Date: 2006-12-12 04:29 pm (UTC)
From: [identity profile] bedfull-o-books.livejournal.com
Oh. My. Ghod....

I am so glad you are okay.

Ya know, we really should get together for a beer or something soon.

(no subject)

Date: 2006-12-12 07:09 pm (UTC)
From: [personal profile] ron_newman
I've always wondered why the buses don't get on the river drives as soon as they leave Port Authority. Are they like our Storrow Drive, too low clearance for a bus?

(no subject)

Date: 2006-12-12 08:16 pm (UTC)
minkrose: (Default)
From: [personal profile] minkrose
ah, fung wah horror stories.
My sister used to ride it regularly to visit her boyfriend when he was still at NYU but she never had any horror stories (perhaps she got used to not paying attention to what was going on?).

My friend [livejournal.com profile] lady_linton told me or posted about how she rode the bus ONCE and shortly after the mid-point stop, someone complained they had to go to the bathroom.
They refused to stop and instead had her pee into one of the garbage bags that was over a seat, knotted the bag and PUT IT BACK ON THE SEAT. I do not in any way doubt the utter veracity of her story, either.

I've never had the chance to ride the Fung Wah but honestly, if I'm going anywhere, I try to take a train.

(no subject)

Date: 2006-12-12 08:18 pm (UTC)
From: [personal profile] ron_newman
Does the Henry Hudson have low bridges like Storrow, or is there some other reason it's closed to buses and trucks?

(no subject)

Date: 2006-12-12 10:11 pm (UTC)
From: [identity profile] agharta75.livejournal.com
The parkways are cars only. Robert Moses ensured that by building them with 9 foot clearance bridges.

What I've wondered, though, is why the Greyhound has to drive up to 125th Street to get over the East River, and why it can't take the Midtown Tunnel and get on an expressway in Brooklyn.

(no subject)

Date: 2006-12-12 10:21 pm (UTC)
From: [identity profile] agharta75.livejournal.com
Now that Greyhound/Peter Pan matches Fung Wah's fares if you buy your tickets in advance online, here are the only reasons why you'd do Fung instead:
- You want to buy your ticket same day of travel.
- You don't have a credit card.
- You want to save a $2 subway fare to Chinatown.
- You want to die.

(no subject)

Date: 2007-01-04 04:00 am (UTC)
From: [personal profile] ron_newman
From Boston.com today: Fung Wah bus runs into trouble on turnpike
In the latest trouble for the Fung Wah discount bus line, the wheels literally fell off a New York-to-Boston bus on the Massachusetts Turnpike today.
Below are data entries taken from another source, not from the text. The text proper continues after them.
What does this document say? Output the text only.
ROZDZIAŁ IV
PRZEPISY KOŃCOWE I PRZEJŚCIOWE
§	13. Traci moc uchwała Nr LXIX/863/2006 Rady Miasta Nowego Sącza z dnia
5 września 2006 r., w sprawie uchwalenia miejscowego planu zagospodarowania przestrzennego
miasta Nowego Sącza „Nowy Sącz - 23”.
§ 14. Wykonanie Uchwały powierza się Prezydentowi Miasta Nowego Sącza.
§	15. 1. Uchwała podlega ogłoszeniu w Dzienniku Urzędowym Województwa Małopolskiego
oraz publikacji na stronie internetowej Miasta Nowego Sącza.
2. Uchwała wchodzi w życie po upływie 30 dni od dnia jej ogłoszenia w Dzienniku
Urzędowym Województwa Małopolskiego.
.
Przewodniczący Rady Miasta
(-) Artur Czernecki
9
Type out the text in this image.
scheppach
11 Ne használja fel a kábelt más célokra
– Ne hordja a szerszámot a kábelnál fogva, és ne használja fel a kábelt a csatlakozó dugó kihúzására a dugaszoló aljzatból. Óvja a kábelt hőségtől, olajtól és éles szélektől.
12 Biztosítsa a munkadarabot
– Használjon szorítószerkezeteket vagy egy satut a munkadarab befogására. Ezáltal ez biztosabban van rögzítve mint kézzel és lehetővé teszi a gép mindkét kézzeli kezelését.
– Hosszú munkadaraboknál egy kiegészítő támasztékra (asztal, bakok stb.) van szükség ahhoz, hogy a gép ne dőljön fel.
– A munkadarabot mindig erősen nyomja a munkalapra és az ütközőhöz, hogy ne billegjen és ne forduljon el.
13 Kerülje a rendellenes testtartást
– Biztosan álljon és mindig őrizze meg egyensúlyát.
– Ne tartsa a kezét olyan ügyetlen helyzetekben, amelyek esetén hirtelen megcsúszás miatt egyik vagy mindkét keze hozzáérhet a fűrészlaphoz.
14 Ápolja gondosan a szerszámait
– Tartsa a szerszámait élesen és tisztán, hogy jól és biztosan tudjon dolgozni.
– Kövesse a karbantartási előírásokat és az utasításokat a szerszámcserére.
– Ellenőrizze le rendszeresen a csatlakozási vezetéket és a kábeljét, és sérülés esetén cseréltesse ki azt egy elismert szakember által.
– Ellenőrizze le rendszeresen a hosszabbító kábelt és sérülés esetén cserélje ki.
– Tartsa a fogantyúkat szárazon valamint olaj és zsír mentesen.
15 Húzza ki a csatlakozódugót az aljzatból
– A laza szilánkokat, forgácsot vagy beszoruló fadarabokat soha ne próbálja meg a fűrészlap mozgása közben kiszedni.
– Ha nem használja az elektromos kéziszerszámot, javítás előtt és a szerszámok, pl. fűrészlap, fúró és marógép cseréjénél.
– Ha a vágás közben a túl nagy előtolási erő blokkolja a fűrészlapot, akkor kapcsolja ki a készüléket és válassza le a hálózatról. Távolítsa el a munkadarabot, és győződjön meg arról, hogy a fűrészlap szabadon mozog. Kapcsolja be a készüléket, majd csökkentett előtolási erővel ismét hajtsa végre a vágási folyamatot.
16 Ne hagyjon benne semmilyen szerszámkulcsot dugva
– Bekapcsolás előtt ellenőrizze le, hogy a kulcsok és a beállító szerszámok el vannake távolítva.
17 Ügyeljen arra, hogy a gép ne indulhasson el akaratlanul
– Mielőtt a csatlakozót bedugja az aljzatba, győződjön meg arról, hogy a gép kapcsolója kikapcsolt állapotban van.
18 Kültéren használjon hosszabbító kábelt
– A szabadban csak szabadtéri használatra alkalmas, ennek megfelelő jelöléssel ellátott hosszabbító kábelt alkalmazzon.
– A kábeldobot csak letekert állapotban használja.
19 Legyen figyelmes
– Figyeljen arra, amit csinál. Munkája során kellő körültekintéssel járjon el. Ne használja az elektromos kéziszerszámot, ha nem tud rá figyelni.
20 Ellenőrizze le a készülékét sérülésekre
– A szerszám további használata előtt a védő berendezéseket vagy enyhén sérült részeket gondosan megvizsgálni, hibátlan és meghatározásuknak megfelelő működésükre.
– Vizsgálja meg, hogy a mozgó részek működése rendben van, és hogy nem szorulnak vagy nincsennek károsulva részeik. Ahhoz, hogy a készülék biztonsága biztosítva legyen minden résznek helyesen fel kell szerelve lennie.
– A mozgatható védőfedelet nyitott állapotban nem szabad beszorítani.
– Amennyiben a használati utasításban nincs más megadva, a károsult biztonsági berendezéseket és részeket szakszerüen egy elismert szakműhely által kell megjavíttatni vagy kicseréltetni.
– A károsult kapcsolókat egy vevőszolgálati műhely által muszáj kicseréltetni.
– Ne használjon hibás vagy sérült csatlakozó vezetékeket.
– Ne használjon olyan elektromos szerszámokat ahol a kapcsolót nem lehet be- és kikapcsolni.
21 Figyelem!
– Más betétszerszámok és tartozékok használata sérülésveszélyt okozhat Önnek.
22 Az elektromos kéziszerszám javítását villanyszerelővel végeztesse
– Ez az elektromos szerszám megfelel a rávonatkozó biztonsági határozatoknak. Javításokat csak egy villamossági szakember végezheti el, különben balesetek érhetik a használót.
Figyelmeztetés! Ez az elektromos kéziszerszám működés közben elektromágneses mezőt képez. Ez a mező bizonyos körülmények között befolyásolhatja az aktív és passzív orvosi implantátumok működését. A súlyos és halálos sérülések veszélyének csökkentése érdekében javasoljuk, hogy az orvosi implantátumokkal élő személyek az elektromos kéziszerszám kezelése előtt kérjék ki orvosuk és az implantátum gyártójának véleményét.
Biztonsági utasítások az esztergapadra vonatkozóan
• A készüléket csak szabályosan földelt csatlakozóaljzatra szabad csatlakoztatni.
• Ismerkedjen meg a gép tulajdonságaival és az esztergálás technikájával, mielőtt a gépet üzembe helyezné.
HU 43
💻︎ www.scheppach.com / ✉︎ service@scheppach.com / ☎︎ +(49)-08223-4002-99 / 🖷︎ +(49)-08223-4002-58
None of the 30 passengers on board were injured, but State Police cited the company after two of the tandem rear wheels on the right side of the bus detached from the vehicle's rear axle as it was headed from New York to Boston.

State Police arrived to find the two right rear wheels had severed from the bus axle. Investigators said the bolts appeared to have been sheared off, an indication that the lug nuts may not have been properly tightened.

(no subject)

Date: 2007-01-04 01:43 pm (UTC)
From: [identity profile] mkb-technologie.livejournal.com
or lucky star

(no subject)

Date: 2007-02-22 02:14 pm (UTC)
From: [identity profile] ronhaha108.livejournal.com
I've seen this happen on Peter Pan... Same situation, going from Boston to NYC, they guy didn't seem to be tired, just an ass, he cut off so many people, he even missed an exit on the highway and BACKED UP ON THE HIGHWAY, yes, you heard me, not in the breakdown lane and not 20 or 30 feet, he was well past it when we all heard him say "SH*T" and then, next thing you know, beep, beep, beep. Then there was some constuction going on and he didn't slow down till we were right on someone else's tail. I couldn't believe this... when we eventually got to Penn Station, there was no one to tell, I submitted a complaint, but heard nothing about it. I've vowed never to take a long distance bus trip again, fly me on jet blue or ride the rails on the train. Scary stuff!